Camallón, en galego, es la tierra amontonada entre dos «regos» al arar, tal y como es la orografía del barrio, una cresta natural que va creciendo hasta unirse con el Pedroso. La ciudad conserva en sus adentros el alma de un camallón hecho con las manos de dos personas que no se conocían. Tierra elevada donde licenciadas, fiandeiras, campesinos y literatos supieron darse la mano para entenderse; un principio aperturista ante las incógnitas mutuas.

Como cordilleras de montañas enlazadas, nadie ha sobrevivido por sí solo desde el principio. No somos capaces de defendernos hasta bien entrada la infancia, pero pronto nos creemos superiores. Nos necesitamos los unos a los otros para conocernos a nosotros mismos, contraponiendo lo que sentimos a lo que sabemos, abriendo la mano para soltar la piedra.

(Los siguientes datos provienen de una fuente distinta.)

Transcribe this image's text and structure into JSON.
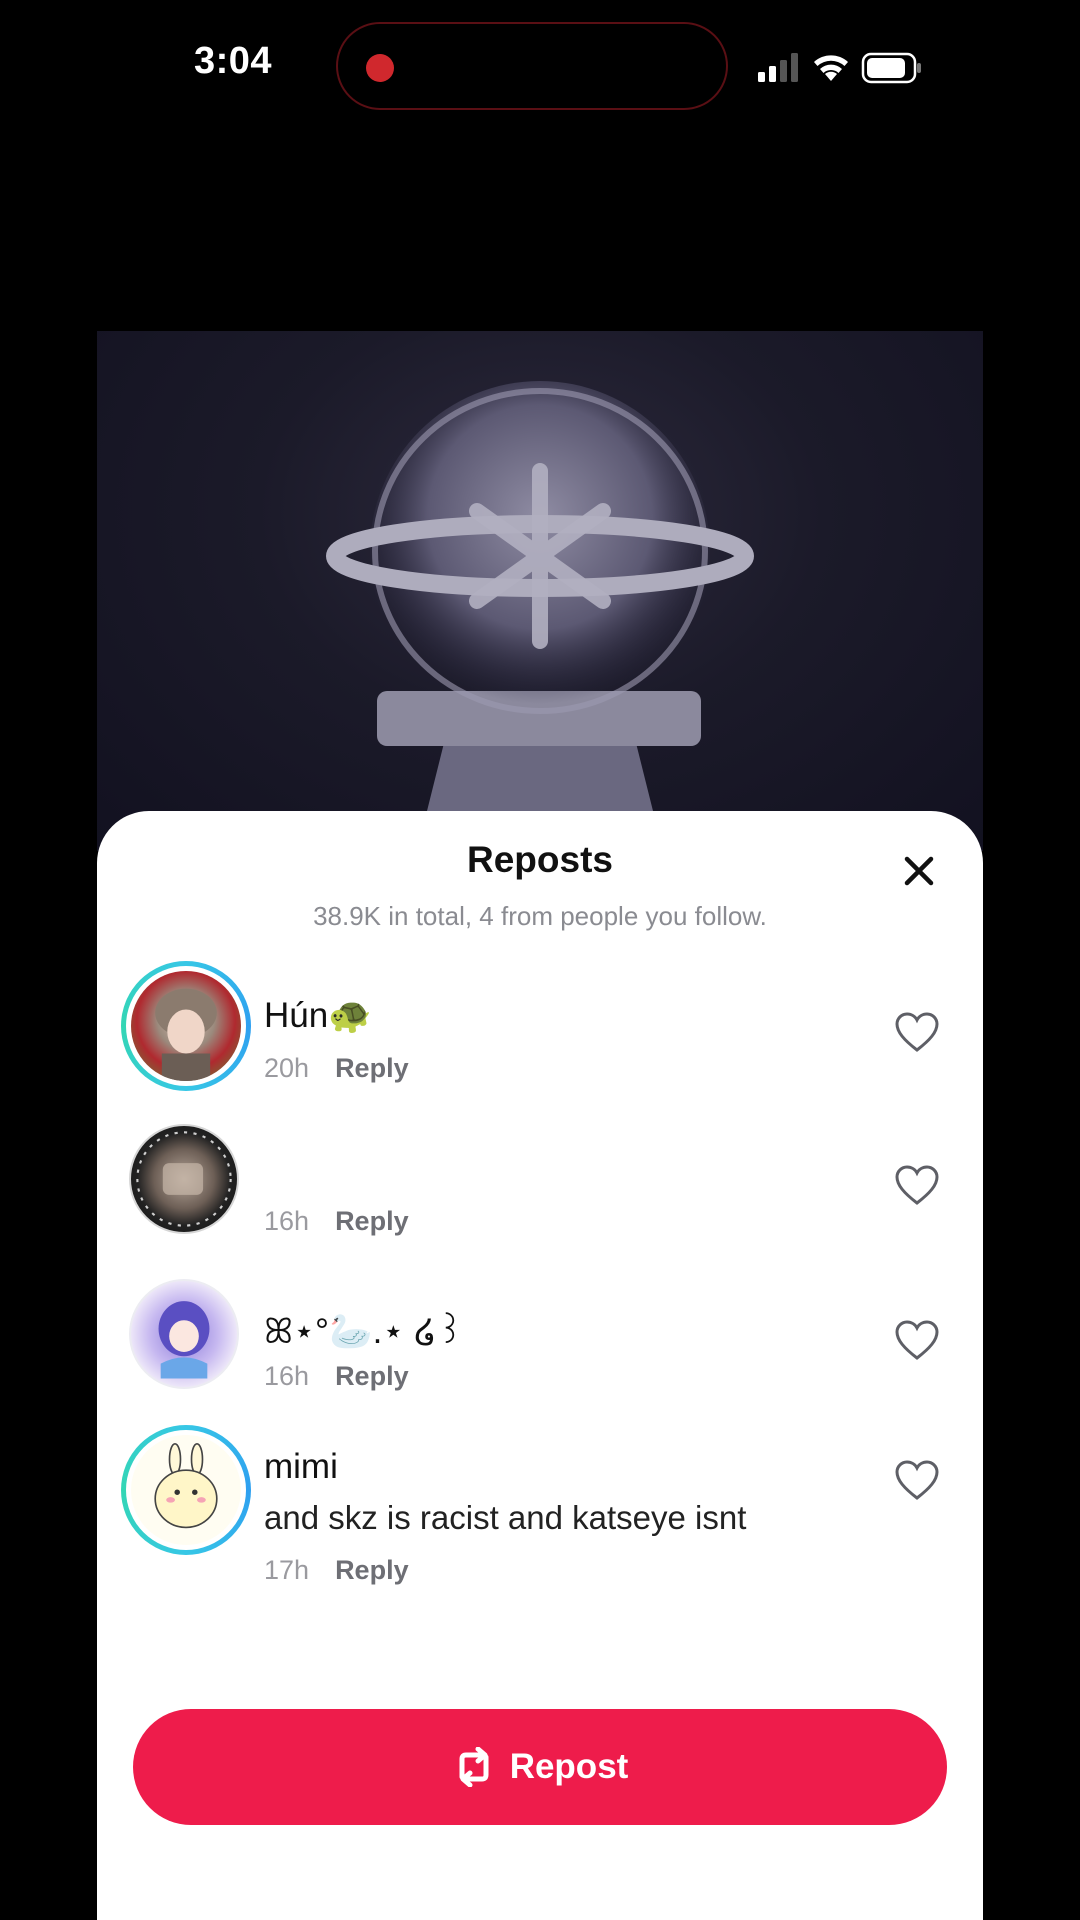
{
  "status_bar": {
    "time": "3:04",
    "recording_indicator_color": "#d0282d",
    "icons": [
      "signal-icon",
      "wifi-icon",
      "battery-icon"
    ]
  },
  "sheet": {
    "title": "Reposts",
    "subtitle": "38.9K in total, 4 from people you follow.",
    "close_icon": "close-icon"
  },
  "reposts": [
    {
      "name": "Hún🐢",
      "comment": "",
      "time": "20h",
      "reply_label": "Reply",
      "liked": false
    },
    {
      "name": "",
      "comment": "",
      "time": "16h",
      "reply_label": "Reply",
      "liked": false
    },
    {
      "name": "ꕤ⋆°🦢.⋆ ໒꒱",
      "comment": "",
      "time": "16h",
      "reply_label": "Reply",
      "liked": false
    },
    {
      "name": "mimi",
      "comment": "and skz is racist and katseye isnt",
      "time": "17h",
      "reply_label": "Reply",
      "liked": false
    }
  ],
  "repost_button": {
    "label": "Repost",
    "color": "#ee1c4b"
  }
}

Los pronósticos que barajamos a diario son cábalas en gran parte, pero el presente más inmediato fragua nuestro existir sin remedio. Caminamos a lo largo de la senda de nuestra persona seguros y amedrentados, entre dos aguas de remansos y rápidos. El río, siempre el río... el cauce de la dulce amargura de lo inequívoco, desde que nace hasta su desembocadura. Un transcurrir finito de piedras y ramas que peinan las aguas hasta el último silencio. Ni las más bellas palabras consuelan lo suficiente si no logramos escucharlas. Solo el tiempo tiene la llave que abrirá los barrotes de nuestro propio duelo.